Quand la jeune femme eut refermé la porte derrière elle, Harm se souvint du jour où à bord du Seahawk, Sarah et lui souriaient en imaginant le couple qu'elle formerait avec Bud. Ils s'étaient lourdement trompés. Ces deux-là étaient amoureux comme au premier jour, après des années de mariage, trois maternités, et la blessure de Bud en Afghanistan. C'était rassurant de constater qu'un tel amour pouvait exister.              

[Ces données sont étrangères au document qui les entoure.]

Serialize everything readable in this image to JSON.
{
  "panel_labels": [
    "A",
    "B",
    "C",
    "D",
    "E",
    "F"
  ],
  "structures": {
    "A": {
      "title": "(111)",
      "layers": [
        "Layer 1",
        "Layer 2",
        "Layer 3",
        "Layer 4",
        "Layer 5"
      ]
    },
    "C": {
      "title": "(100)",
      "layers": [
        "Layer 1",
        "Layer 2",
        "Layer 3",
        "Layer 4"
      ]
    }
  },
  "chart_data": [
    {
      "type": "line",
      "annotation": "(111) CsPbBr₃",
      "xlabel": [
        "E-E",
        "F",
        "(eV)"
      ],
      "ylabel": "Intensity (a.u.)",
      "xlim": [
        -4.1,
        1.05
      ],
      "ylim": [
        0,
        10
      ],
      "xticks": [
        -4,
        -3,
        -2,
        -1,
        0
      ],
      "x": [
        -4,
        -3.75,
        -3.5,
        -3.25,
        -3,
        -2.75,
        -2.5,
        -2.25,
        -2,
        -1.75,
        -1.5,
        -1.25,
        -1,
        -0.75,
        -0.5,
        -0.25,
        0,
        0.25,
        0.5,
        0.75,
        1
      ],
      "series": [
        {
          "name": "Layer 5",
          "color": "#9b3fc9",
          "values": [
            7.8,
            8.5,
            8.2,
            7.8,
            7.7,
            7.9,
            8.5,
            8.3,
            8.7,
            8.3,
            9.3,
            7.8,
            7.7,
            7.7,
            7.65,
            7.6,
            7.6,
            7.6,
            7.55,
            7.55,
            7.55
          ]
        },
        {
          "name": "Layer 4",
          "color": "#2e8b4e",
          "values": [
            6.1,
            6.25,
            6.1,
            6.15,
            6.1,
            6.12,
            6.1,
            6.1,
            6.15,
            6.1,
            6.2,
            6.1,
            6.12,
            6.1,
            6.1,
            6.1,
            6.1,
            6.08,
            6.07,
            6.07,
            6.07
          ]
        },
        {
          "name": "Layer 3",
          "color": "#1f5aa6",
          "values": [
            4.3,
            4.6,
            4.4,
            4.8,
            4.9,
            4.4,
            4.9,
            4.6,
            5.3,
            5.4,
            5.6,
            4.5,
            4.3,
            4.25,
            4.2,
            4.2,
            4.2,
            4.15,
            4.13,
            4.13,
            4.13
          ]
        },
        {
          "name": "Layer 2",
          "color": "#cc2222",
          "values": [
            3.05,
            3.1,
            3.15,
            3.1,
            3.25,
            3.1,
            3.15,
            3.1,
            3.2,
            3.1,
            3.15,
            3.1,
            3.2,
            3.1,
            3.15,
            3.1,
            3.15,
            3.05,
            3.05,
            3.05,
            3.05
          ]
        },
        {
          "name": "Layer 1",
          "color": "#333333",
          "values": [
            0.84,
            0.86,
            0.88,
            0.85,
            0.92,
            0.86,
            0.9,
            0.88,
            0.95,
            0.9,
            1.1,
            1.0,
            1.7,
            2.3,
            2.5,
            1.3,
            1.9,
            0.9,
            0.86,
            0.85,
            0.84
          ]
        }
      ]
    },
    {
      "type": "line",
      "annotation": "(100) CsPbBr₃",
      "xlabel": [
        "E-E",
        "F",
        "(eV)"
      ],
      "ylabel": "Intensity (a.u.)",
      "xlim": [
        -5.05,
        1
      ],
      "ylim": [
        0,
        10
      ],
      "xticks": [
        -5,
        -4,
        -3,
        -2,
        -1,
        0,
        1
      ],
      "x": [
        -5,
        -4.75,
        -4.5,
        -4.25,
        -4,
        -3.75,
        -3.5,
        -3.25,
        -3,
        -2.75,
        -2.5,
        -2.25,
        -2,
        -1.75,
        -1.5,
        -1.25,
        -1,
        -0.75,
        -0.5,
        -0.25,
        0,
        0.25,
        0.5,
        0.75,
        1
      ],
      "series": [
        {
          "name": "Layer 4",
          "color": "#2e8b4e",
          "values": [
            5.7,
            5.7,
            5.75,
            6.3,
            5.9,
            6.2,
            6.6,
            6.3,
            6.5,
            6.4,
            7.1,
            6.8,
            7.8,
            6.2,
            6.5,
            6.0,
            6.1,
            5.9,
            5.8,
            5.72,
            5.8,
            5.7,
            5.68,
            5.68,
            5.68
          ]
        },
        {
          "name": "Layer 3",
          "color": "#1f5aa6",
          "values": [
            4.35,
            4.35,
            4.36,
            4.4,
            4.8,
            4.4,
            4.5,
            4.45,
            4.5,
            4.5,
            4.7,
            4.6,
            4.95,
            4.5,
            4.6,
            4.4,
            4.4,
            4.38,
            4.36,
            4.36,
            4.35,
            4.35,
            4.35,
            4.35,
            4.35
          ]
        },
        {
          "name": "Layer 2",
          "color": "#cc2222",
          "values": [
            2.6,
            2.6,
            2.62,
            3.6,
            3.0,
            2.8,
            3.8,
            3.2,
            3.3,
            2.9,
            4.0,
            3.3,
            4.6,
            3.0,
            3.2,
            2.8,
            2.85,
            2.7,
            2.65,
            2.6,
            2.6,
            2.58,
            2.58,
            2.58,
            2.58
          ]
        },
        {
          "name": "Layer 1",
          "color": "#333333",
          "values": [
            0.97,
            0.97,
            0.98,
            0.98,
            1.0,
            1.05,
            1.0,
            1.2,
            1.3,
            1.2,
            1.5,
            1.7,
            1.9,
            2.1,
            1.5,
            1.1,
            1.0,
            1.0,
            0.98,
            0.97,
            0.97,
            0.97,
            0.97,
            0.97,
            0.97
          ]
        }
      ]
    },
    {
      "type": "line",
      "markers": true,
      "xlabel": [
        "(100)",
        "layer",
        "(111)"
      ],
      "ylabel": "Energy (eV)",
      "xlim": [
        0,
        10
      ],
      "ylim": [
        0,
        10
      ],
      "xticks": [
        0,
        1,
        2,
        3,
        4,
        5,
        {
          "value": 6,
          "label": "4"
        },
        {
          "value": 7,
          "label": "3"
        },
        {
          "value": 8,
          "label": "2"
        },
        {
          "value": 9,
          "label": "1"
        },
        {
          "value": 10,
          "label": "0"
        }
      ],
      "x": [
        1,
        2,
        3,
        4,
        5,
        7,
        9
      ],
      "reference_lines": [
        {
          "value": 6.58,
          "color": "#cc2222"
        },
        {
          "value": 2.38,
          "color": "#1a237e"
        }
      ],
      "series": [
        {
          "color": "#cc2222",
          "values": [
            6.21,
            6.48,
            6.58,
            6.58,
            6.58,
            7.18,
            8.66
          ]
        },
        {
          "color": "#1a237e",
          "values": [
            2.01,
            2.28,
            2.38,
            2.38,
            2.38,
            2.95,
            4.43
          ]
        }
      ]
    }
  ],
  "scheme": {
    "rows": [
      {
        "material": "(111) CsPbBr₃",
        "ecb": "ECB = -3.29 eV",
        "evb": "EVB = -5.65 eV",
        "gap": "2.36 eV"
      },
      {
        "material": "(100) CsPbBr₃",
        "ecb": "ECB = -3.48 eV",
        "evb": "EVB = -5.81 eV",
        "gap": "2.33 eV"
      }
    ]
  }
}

Domicile des Brumby - Australie - 17.01.2005

Depuis le mail expéditif de son mari et sa conversation avec Harm, Sarah cherchait une explication au comportement de Mic. En vain !.. Elle songea une fois de plus à ce qu'elle avait laissé, y compris Chloé avec qui, ses contacts se limitaient à quelques cartes, ou mails, la jeune fille suivait son chemin au sein d'une famille dont elle était la raison de vivre.

De près de 40 ans, il ne lui restait que ses souvenirs : les seuls liens avec son passé. Jamais elle ne renierait quoi que ce soit. Elle avait retourné la question en tous sens : il n'était pas question qu'elle accepte cet ultimatum. Sa conscience, tout son être s'y refusaient. Il faudrait qu'il le comprenne !.. Harm et tout ce qui s'y rapportait, était partie intégrante de sa vie et de loin, la plus importante !...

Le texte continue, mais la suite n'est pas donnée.